To illustrate the Bayesian method, we can consider 7,756 red drum that were sampled in Tampa Bay between November 2003 and June 2005, as part of a stock enhancement study. Using data from 8 microsatellite loci, genotypes from 687 of these red drum were found to be compatible with the genotypes of hatchery breeding pairs. The remaining 7,069 were not compatible with any hatchery breeding pair and were presumed to be products of natural recruitment. Using appropriate priors, posterior probabilities of coparentage, Pr(CP), were computed. To facilitate graphical representation, observed values were converted to posterior odds and transformed using the natural logarithm (Figure 1). The empirical distribution of posterior probabilities of coparentage for the 687 compatible individuals ranged from 0.983 to 0.999999999829984. The mean of the distribution was 0.999994. For the red drum program, we often consider a threshold at 0.999. For probabilities that exceed this threshold, we can be reasonably certain that at least 999 of 1000 of our assignments will be accurate. The majority of the probability mass for Pr(CP) exceeded 0.999 (shaded area in Fig. 1). Overall, the data indicate that sufficient genetic evidence is being obtained for highly accurate post-release identification of red drum. To date, fin clips from >20,000 field-caught red drum have been tested genetically. More than 2,470 have been identified as progeny of specific breeding pairs from the stocking program. The remaining specimens were inferred to be products of natural recruitment. Studies involving optimal size-at-release, release season, and release location are still ongoing.

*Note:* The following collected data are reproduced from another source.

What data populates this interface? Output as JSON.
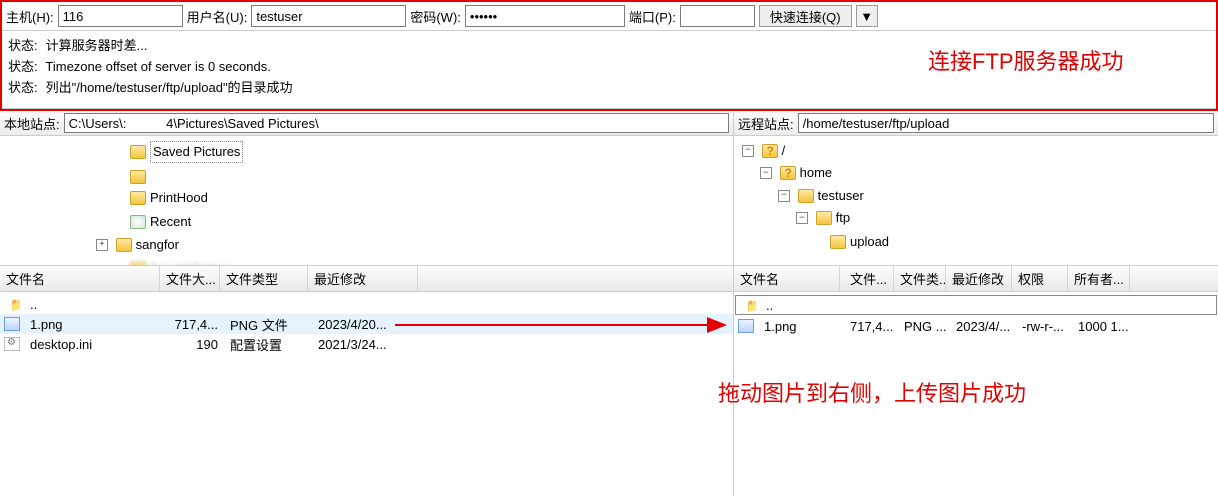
{
  "conn": {
    "host_label": "主机(H):",
    "host_value": "116",
    "user_label": "用户名(U):",
    "user_value": "testuser",
    "pass_label": "密码(W):",
    "pass_value": "••••••",
    "port_label": "端口(P):",
    "port_value": "",
    "quick_label": "快速连接(Q)",
    "drop_glyph": "▼"
  },
  "status": {
    "label": "状态:",
    "lines": [
      "计算服务器时差...",
      "Timezone offset of server is 0 seconds.",
      "列出\"/home/testuser/ftp/upload\"的目录成功"
    ]
  },
  "site": {
    "local_label": "本地站点:",
    "local_path": "C:\\Users\\:           4\\Pictures\\Saved Pictures\\",
    "remote_label": "远程站点:",
    "remote_path": "/home/testuser/ftp/upload"
  },
  "local_tree": {
    "nodes": [
      {
        "name": "Saved Pictures",
        "icon": "folder",
        "sel": true,
        "exp": "blank"
      },
      {
        "name": "",
        "icon": "folder",
        "blur": true,
        "exp": "blank"
      },
      {
        "name": "PrintHood",
        "icon": "folder",
        "exp": "blank"
      },
      {
        "name": "Recent",
        "icon": "recent",
        "exp": "blank"
      },
      {
        "name": "sangfor",
        "icon": "folder",
        "exp": "plus"
      },
      {
        "name": "Saved Games",
        "icon": "folder",
        "exp": "blank",
        "blur": true
      }
    ]
  },
  "remote_tree": {
    "root": "/",
    "l1": "home",
    "l2": "testuser",
    "l3": "ftp",
    "l4": "upload"
  },
  "local_files": {
    "headers": [
      "文件名",
      "文件大...",
      "文件类型",
      "最近修改"
    ],
    "updir": "..",
    "rows": [
      {
        "name": "1.png",
        "size": "717,4...",
        "type": "PNG 文件",
        "mod": "2023/4/20...",
        "icon": "png",
        "sel": true
      },
      {
        "name": "desktop.ini",
        "size": "190",
        "type": "配置设置",
        "mod": "2021/3/24...",
        "icon": "ini"
      }
    ]
  },
  "remote_files": {
    "headers": [
      "文件名",
      "文件...",
      "文件类...",
      "最近修改",
      "权限",
      "所有者..."
    ],
    "updir": "..",
    "rows": [
      {
        "name": "1.png",
        "size": "717,4...",
        "type": "PNG ...",
        "mod": "2023/4/...",
        "perm": "-rw-r-...",
        "own": "1000 1...",
        "icon": "png"
      }
    ]
  },
  "annotations": {
    "n1": "连接FTP服务器成功",
    "n2": "拖动图片到右侧，上传图片成功"
  }
}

To illustrate the effect that family-size differences between hatchery and wild breeding pairs may have on statistical precision, posterior distributions for the above specimens were constructed based on uninformed priors (Figure 1). This is analogous to the post-hoc simulation approach of standard likelihood. In all cases, coparentage probabilities values based on uninformed priors were lower than those based on informed priors, often considerably so. The majority of values were lower than the critical value of 0.999.

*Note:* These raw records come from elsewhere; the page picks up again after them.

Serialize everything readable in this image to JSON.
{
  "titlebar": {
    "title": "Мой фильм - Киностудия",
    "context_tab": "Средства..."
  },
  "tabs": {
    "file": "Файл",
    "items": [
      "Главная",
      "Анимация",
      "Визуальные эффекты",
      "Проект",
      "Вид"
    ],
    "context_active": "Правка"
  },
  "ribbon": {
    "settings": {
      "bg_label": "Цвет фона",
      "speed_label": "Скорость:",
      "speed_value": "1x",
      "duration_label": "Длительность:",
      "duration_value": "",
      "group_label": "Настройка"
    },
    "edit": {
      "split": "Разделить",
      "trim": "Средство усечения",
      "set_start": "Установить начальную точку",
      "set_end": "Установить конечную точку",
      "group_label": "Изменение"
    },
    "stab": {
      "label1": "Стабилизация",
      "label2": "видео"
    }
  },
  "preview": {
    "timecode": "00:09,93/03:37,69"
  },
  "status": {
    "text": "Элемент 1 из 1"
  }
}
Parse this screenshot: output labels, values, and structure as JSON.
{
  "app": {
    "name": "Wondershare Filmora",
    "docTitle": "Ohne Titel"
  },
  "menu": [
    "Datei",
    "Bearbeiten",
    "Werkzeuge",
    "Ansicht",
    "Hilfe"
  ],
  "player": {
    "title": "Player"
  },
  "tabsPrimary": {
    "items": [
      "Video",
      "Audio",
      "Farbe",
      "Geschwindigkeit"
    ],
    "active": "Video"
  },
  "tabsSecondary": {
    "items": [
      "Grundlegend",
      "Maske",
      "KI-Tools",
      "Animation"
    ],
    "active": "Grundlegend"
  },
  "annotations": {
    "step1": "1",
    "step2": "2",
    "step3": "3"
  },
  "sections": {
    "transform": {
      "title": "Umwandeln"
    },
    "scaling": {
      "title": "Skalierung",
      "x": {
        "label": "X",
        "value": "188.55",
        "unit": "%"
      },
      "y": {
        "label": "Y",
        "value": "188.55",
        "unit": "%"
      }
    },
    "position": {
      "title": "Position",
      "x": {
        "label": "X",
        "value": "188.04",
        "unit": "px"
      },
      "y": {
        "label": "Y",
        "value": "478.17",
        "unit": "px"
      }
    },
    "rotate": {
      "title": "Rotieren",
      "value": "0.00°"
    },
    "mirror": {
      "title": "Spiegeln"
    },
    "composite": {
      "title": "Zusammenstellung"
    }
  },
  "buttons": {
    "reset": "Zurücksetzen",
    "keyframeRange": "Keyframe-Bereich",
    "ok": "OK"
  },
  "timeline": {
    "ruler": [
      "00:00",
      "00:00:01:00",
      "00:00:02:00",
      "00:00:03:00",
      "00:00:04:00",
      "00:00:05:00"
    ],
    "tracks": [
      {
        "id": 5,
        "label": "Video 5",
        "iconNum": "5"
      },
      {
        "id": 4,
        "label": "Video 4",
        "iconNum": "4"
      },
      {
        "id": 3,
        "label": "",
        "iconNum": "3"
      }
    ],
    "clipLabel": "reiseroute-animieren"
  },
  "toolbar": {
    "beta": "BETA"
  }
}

Conclusion – Even when many breeding pairs are used and many individuals are tested, Bayesian posterior assignment probabilities for coparentage can be sufficiently high as to be robust for genetic tracking provided that a suitable number of markers are employed. Whereas false-positive errors then become unlikely, false-negative error rates will be largely governed by quality control in individual programs. The approach described here is expected to perform better than standard analytical approaches when the relative contribution of hatchery offspring in the admixture is high and the number of hatchery breeding pairs is low relative to the number of breeding pairs in the wild. When hatchery offspring account for 100% of the fish in the system, the approach becomes analogous with a closed-population maximum-likelihood approach where all possible parents have been genotyped. It reduces to open-population methods, which are based implicitly on an uninformed prior, when released fish are no more or less likely than wild fish to be captured. Depending on testing conditions, statistical gains in precision made by considering all information within a Bayesian framework should allow investigators to optimize the number of markers used, reducing expense and the opportunity for mistyping.


1 Tringali, M.D. 2006. A Bayesian approach for the genetic tracking of cultured and released individuals. Fisheries Research 77(2):159-172.